The Israeli company was sued the previous year in Israel and Cyprus, two countries from which it exports products. The plaintiffs include Al-Jazeera journalists, as well as other Qatari, Mexican and Saudi journalists and activists who say the company’s spyware was used to hack them.
Several of the prosecutions rely heavily on leaked information provided to Abdullah Al-Athbah, editor of the Qatari newspaper Al-Arab and one of the alleged victims. The material appears to show officials in the United Arab Emirates discussing whether to hack the phones of senior officials in Saudi Arabia and Qatar, including members of the Qatari royal family.
NSO Group does not disclose its customers and says it sells its technology to governments approved by Israel to help them target terrorists and break down pedophile rings and drug and sex trafficking rings. He claims that his spyware is neither designed nor licensed for use against human rights activists or journalists. He says he has helped save thousands of lives in recent years. He denies that his technology was in any way associated with Khashoggi’s murder.
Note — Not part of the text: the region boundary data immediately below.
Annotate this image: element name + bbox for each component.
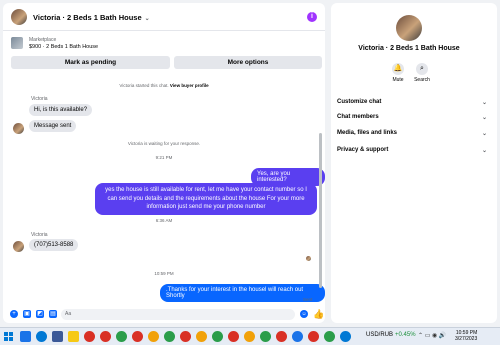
sent-status: Sent [303,297,313,302]
chrome-icon[interactable] [100,331,111,342]
clock[interactable]: 10:59 PM 3/27/2023 [455,330,477,342]
chrome-icon[interactable] [116,331,127,342]
mute-button[interactable]: 🔔 Mute [387,63,409,83]
timestamp: 6:36 AM [155,218,173,223]
side-row-media[interactable]: Media, files and links ⌄ [337,130,487,140]
edge-icon[interactable] [36,331,47,342]
chevron-down-icon: ⌄ [144,16,150,22]
chevron-down-icon: ⌄ [481,100,487,106]
incoming-message: Message sent [29,120,77,132]
task-view-icon[interactable] [20,331,31,342]
side-row-privacy[interactable]: Privacy & support ⌄ [337,147,487,157]
ticker-symbol: USD/RUB [366,332,394,338]
incoming-message: Hi, is this available? [29,104,93,116]
chrome-icon[interactable] [324,331,335,342]
listing-thumbnail [11,37,23,49]
contact-name: Victoria · 2 Beds 1 Bath House [358,45,460,52]
ticker-change: +0.45% [395,332,416,338]
gif-icon[interactable]: ▤ [49,310,57,318]
waiting-notice: Victoria is waiting for your response. [127,141,201,146]
contact-avatar-small [13,123,24,134]
contact-avatar-large[interactable] [396,15,422,41]
chrome-icon[interactable] [164,331,175,342]
plus-icon[interactable]: + [10,310,18,318]
listing-description: $900 · 2 Beds 1 Bath House [29,44,99,50]
chevron-down-icon: ⌄ [481,115,487,121]
chevron-down-icon: ⌄ [481,148,487,154]
side-row-customize[interactable]: Customize chat ⌄ [337,99,487,109]
chat-title[interactable]: Victoria · 2 Beds 1 Bath House ⌄ [33,13,150,22]
more-options-button[interactable]: More options [174,56,322,69]
mute-label: Mute [392,77,404,83]
system-tray[interactable]: ⌃ ▭ ◉ 🔊 [418,332,446,339]
chrome-icon[interactable] [132,331,143,342]
composer: + ▣ ◩ ▤ Aa ☺ 👍 [3,306,325,323]
side-row-members[interactable]: Chat members ⌄ [337,114,487,124]
search-button[interactable]: ⌕ Search [411,63,433,83]
like-icon[interactable]: 👍 [313,309,324,320]
timestamp: 10:59 PM [154,271,174,276]
seen-avatar [306,256,311,261]
chrome-icon[interactable] [148,331,159,342]
chevron-down-icon: ⌄ [481,131,487,137]
clock-date: 3/27/2023 [455,336,478,342]
app-icon[interactable] [52,331,63,342]
chat-started-text: Victoria started this chat. [119,83,169,88]
sender-name: Victoria [31,232,48,238]
sender-name: Victoria [31,96,48,102]
side-row-label: Customize chat [337,99,382,105]
timestamp: 9:21 PM [155,155,173,160]
chrome-icon[interactable] [276,331,287,342]
listing-info[interactable]: Marketplace $900 · 2 Beds 1 Bath House [3,33,325,53]
outgoing-message: .Thanks for your interest in the housel … [160,284,325,302]
scrollbar[interactable] [319,133,322,288]
info-icon[interactable]: i [307,12,317,22]
bell-icon: 🔔 [392,63,404,75]
chrome-icon[interactable] [196,331,207,342]
file-explorer-icon[interactable] [68,331,79,342]
taskbar: USD/RUB +0.45% ⌃ ▭ ◉ 🔊 10:59 PM 3/27/2023 [0,327,500,345]
chrome-icon[interactable] [84,331,95,342]
chat-started-notice: Victoria started this chat. View buyer p… [3,83,325,88]
search-label: Search [414,77,430,83]
chrome-icon[interactable] [292,331,303,342]
view-buyer-profile-link[interactable]: View buyer profile [170,83,209,88]
chrome-icon[interactable] [260,331,271,342]
listing-source: Marketplace [29,37,57,43]
conversation-info-panel: Victoria · 2 Beds 1 Bath House 🔔 Mute ⌕ … [331,3,497,323]
chrome-icon[interactable] [244,331,255,342]
chat-panel: Victoria · 2 Beds 1 Bath House ⌄ i Market… [3,3,325,323]
contact-avatar-small [13,241,24,252]
chat-header: Victoria · 2 Beds 1 Bath House ⌄ i [3,3,325,31]
incoming-message: (707)513-8588 [29,239,79,251]
windows-start-icon[interactable] [4,332,13,341]
side-row-label: Media, files and links [337,130,398,136]
side-row-label: Chat members [337,114,379,120]
emoji-icon[interactable]: ☺ [300,310,308,318]
stock-ticker[interactable]: USD/RUB +0.45% [366,332,416,338]
app-icon[interactable] [340,331,351,342]
contact-avatar[interactable] [11,9,27,25]
side-row-label: Privacy & support [337,147,389,153]
outgoing-message: yes the house is still available for ren… [95,183,317,215]
mark-pending-button[interactable]: Mark as pending [11,56,170,69]
message-input[interactable]: Aa [61,309,295,320]
chrome-icon[interactable] [212,331,223,342]
chrome-icon[interactable] [308,331,319,342]
image-icon[interactable]: ▣ [23,310,31,318]
search-icon: ⌕ [416,63,428,75]
chat-title-text: Victoria · 2 Beds 1 Bath House [33,13,142,22]
sticker-icon[interactable]: ◩ [36,310,44,318]
chrome-icon[interactable] [228,331,239,342]
chrome-icon[interactable] [180,331,191,342]
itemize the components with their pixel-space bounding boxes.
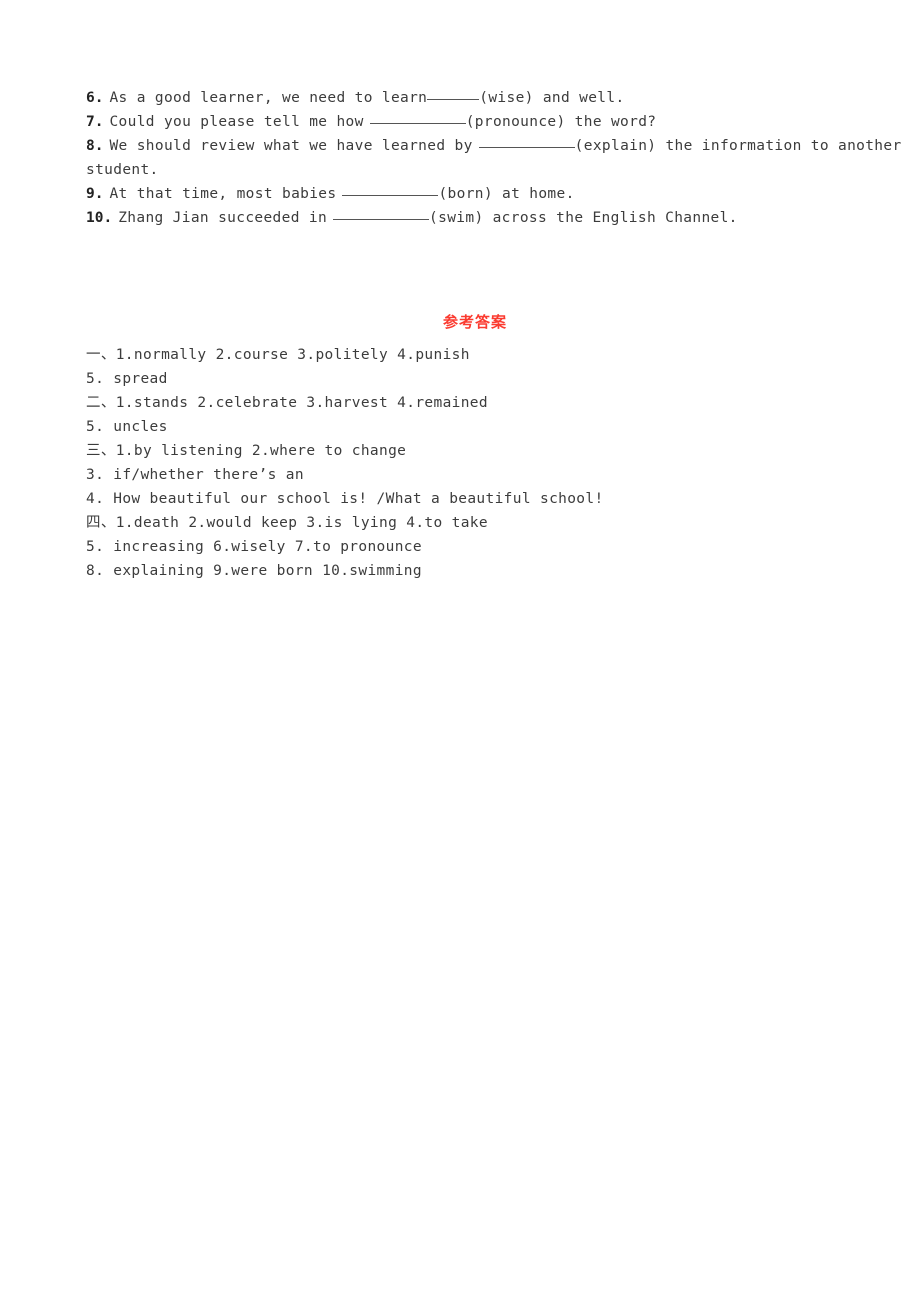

NSO Group also denies any involvement in any elaborate undercover operations uncovered by the PA in 2019 in which shadow operatives targeted NSO critics, including a Citizen Lab researcher, in an attempt to discredit them.
Last year, an Israeli court dismissed an Amnesty International lawsuit to revoke NSO’s export license, citing insufficient evidence.
Amnesty spokesperson Gil Naveh said of the company: “These are the most dangerous cyber weapons we know of, and they are not properly monitored.”
NSO Group is far from the only commercial spyware dealer. But his behavior has garnered the most attention, and critics say it is with good reason.
Last month it released its first transparency report, in which it says it rejected “over $ 300 million in sales opportunities as a result of its human rights review processes.” Eva Galperin, director of cybersecurity at the Electronic Frontier Foundation and outspoken critic, tweeted: “If this report were printed, it wouldn’t be worth the paper it was printed on.
A new online interactive data platform created by the Forensic Architecture group with the support of Citizen Lab and Amnesty International lists the activities of the NSO group by country and by target. The group has teamed up with filmmaker Laura Poitras, best known for her 2014 documentary “Citzenfour” about NSA whistleblower Edward Snowden, which features video narratives.
Since 2019, UK private equity firm Novalpina Capital has controlled a majority stake in NSO Group. Earlier this year, Israeli media reported that the company was considering an initial public offering, most likely on the Tel Aviv Stock Exchange.